Religious people get enough crap here, time for Darth Wong to get payback
Becoming an atheist is a really easy thing to do. And it's fun! Just look at all these advantages:
When you die, you die for REAL - not like those wimpy "immortal soul" types.
You can take offense at EVERY religious holiday!
You get a 20 percent discount on your wireless phone plan.
You'll be considered "intelligent," even if you're not.
If you feel all alone in the world and think that nobody loves or cares about you, you're right!
You can make fun of religious people, which is hilarious.
You avoid all religious persecution! Score!
You can be a monkey's nephew.
You can marry people of other races.
You have no basis for moral indignation other than "because I felt like it."
You believe that life, liberty, and the pursuit of happiness are inalienable rights given by Thomas Jefferson, who's now dead.
Your dogma is taught in public schools using tax money paid mostly by Christians.
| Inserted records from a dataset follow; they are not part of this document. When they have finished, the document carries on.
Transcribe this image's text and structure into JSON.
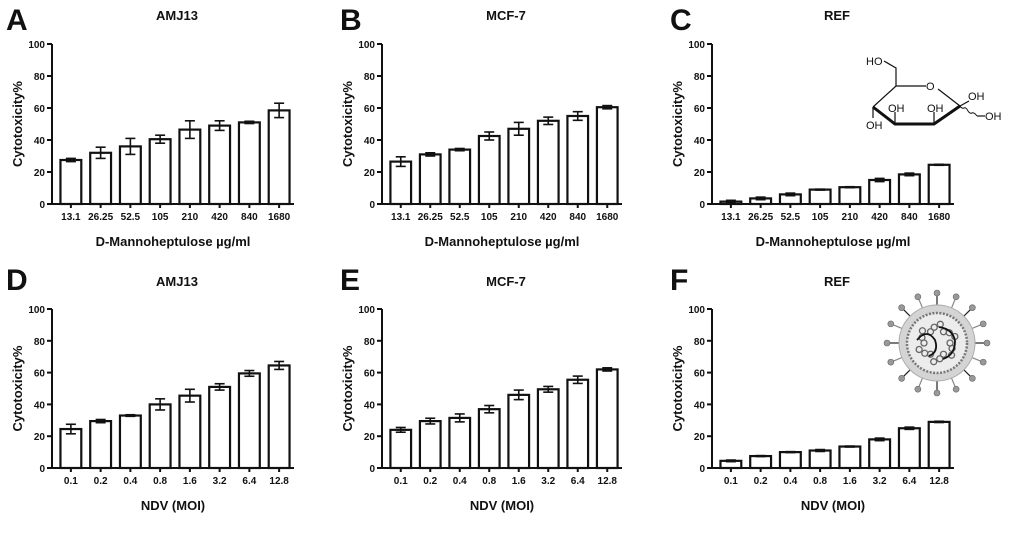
{
  "figure": {
    "bar_fill": "#ffffff",
    "ink_color": "#111111"
  },
  "chart_data": [
    {
      "panel": "A",
      "type": "bar",
      "title": "AMJ13",
      "xlabel": "D-Mannoheptulose µg/ml",
      "ylabel": "Cytotoxicity%",
      "categories": [
        "13.1",
        "26.25",
        "52.5",
        "105",
        "210",
        "420",
        "840",
        "1680"
      ],
      "values": [
        27.5,
        32,
        36,
        40.5,
        46.5,
        49,
        51,
        58.5
      ],
      "errors": [
        1,
        3.5,
        5,
        2.5,
        5.5,
        3,
        0.7,
        4.5
      ],
      "ylim": [
        0,
        100
      ],
      "yticks": [
        0,
        20,
        40,
        60,
        80,
        100
      ],
      "grid": false,
      "legend": "none"
    },
    {
      "panel": "B",
      "type": "bar",
      "title": "MCF-7",
      "xlabel": "D-Mannoheptulose µg/ml",
      "ylabel": "Cytotoxicity%",
      "categories": [
        "13.1",
        "26.25",
        "52.5",
        "105",
        "210",
        "420",
        "840",
        "1680"
      ],
      "values": [
        26.5,
        31,
        34,
        42.5,
        47,
        52,
        55,
        60.5
      ],
      "errors": [
        3,
        1,
        0.7,
        2.5,
        4,
        2.3,
        2.7,
        1
      ],
      "ylim": [
        0,
        100
      ],
      "yticks": [
        0,
        20,
        40,
        60,
        80,
        100
      ],
      "grid": false,
      "legend": "none"
    },
    {
      "panel": "C",
      "type": "bar",
      "title": "REF",
      "xlabel": "D-Mannoheptulose µg/ml",
      "ylabel": "Cytotoxicity%",
      "categories": [
        "13.1",
        "26.25",
        "52.5",
        "105",
        "210",
        "420",
        "840",
        "1680"
      ],
      "values": [
        1.5,
        3.5,
        6,
        9,
        10.5,
        15,
        18.5,
        24.5
      ],
      "errors": [
        0.8,
        0.8,
        0.8,
        0.3,
        0.3,
        1,
        0.8,
        0.3
      ],
      "ylim": [
        0,
        100
      ],
      "yticks": [
        0,
        20,
        40,
        60,
        80,
        100
      ],
      "grid": false,
      "legend": "none",
      "inset": "d-mannoheptulose-structure",
      "inset_labels": [
        "HO",
        "O",
        "OH",
        "OH",
        "OH",
        "OH",
        "OH"
      ]
    },
    {
      "panel": "D",
      "type": "bar",
      "title": "AMJ13",
      "xlabel": "NDV (MOI)",
      "ylabel": "Cytotoxicity%",
      "categories": [
        "0.1",
        "0.2",
        "0.4",
        "0.8",
        "1.6",
        "3.2",
        "6.4",
        "12.8"
      ],
      "values": [
        24.5,
        29.5,
        33,
        40,
        45.5,
        51,
        59.5,
        64.5
      ],
      "errors": [
        3,
        1,
        0.5,
        3.5,
        4,
        2,
        1.8,
        2.5
      ],
      "ylim": [
        0,
        100
      ],
      "yticks": [
        0,
        20,
        40,
        60,
        80,
        100
      ],
      "grid": false,
      "legend": "none"
    },
    {
      "panel": "E",
      "type": "bar",
      "title": "MCF-7",
      "xlabel": "NDV (MOI)",
      "ylabel": "Cytotoxicity%",
      "categories": [
        "0.1",
        "0.2",
        "0.4",
        "0.8",
        "1.6",
        "3.2",
        "6.4",
        "12.8"
      ],
      "values": [
        24,
        29.5,
        31.5,
        37,
        46,
        49.5,
        55.5,
        62
      ],
      "errors": [
        1.5,
        1.8,
        2.5,
        2.3,
        3,
        1.8,
        2.3,
        1
      ],
      "ylim": [
        0,
        100
      ],
      "yticks": [
        0,
        20,
        40,
        60,
        80,
        100
      ],
      "grid": false,
      "legend": "none"
    },
    {
      "panel": "F",
      "type": "bar",
      "title": "REF",
      "xlabel": "NDV (MOI)",
      "ylabel": "Cytotoxicity%",
      "categories": [
        "0.1",
        "0.2",
        "0.4",
        "0.8",
        "1.6",
        "3.2",
        "6.4",
        "12.8"
      ],
      "values": [
        4.5,
        7.5,
        10,
        11,
        13.5,
        18,
        25,
        29
      ],
      "errors": [
        0.5,
        0.3,
        0.3,
        0.6,
        0.3,
        0.8,
        0.7,
        0.4
      ],
      "ylim": [
        0,
        100
      ],
      "yticks": [
        0,
        20,
        40,
        60,
        80,
        100
      ],
      "grid": false,
      "legend": "none",
      "inset": "newcastle-disease-virus-illustration"
    }
  ]
}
You'll have no purpose in your life, except maybe having sex and getting drunk.
You get to believe everything in every non-religious book ever written!
You believe that male nipples are worthless by-products and not, in fact, what makes us "in God's image."
Your basic human rights are guaranteed by the Geneva Convention, and, if anything happens to that, all bets are off!
You'll never have to do anything nice for anyone else ever again.
You'll never go to hell, simply because you don't believe in the place. Logic.
You can eat any hotdog you want!
You can be your own God.
You can read Harry Potter.
You'll never have to read anything by Tim LaHaye. Thank God..er..yourself!
You'll be popular on the interwebs.
You'll never have to actually refute any points that aren't part of your doctoral thesis.
Wikipedia will make you an admin automaticlly using their OnlyAthiestAdmins bot.
You'll not not not go to heaven. Figure that one out!
You'll somehow achieve "spiritual enlightenment" which you believe is something that Christians don't have.
You don't have to believe anything. Well, except maybe nothing.
You get free membership in the ACLU.
Abortions are half-price.
The theology of atheism is so simple, even you can understand it.
You won't need communion wafers, which are incompatible with the Atkins diet.
You'll be qualified to teach religion classes at the University of Kansas.
You'll save money on funerals since you can dump your loved ones' corpses in a landfill, or make big money selling them to necrophiliacs.
If you get off on whining about how unfair life is, and how oppressed you are, you get the added bonus of knowing you'll get no justice after you die.
In courts you trust.
You can think for yourself, according to a recent scientific journal.
Everyone who disagrees with you will suddenly become ignorant.
You'll have a worldview that is scientifically supported by scientific science. Scientifically!
You're cited as an expert, even if you're not.
If you're wrong, you'll be reincarnated as a brainless microscopic insect! It's win-win!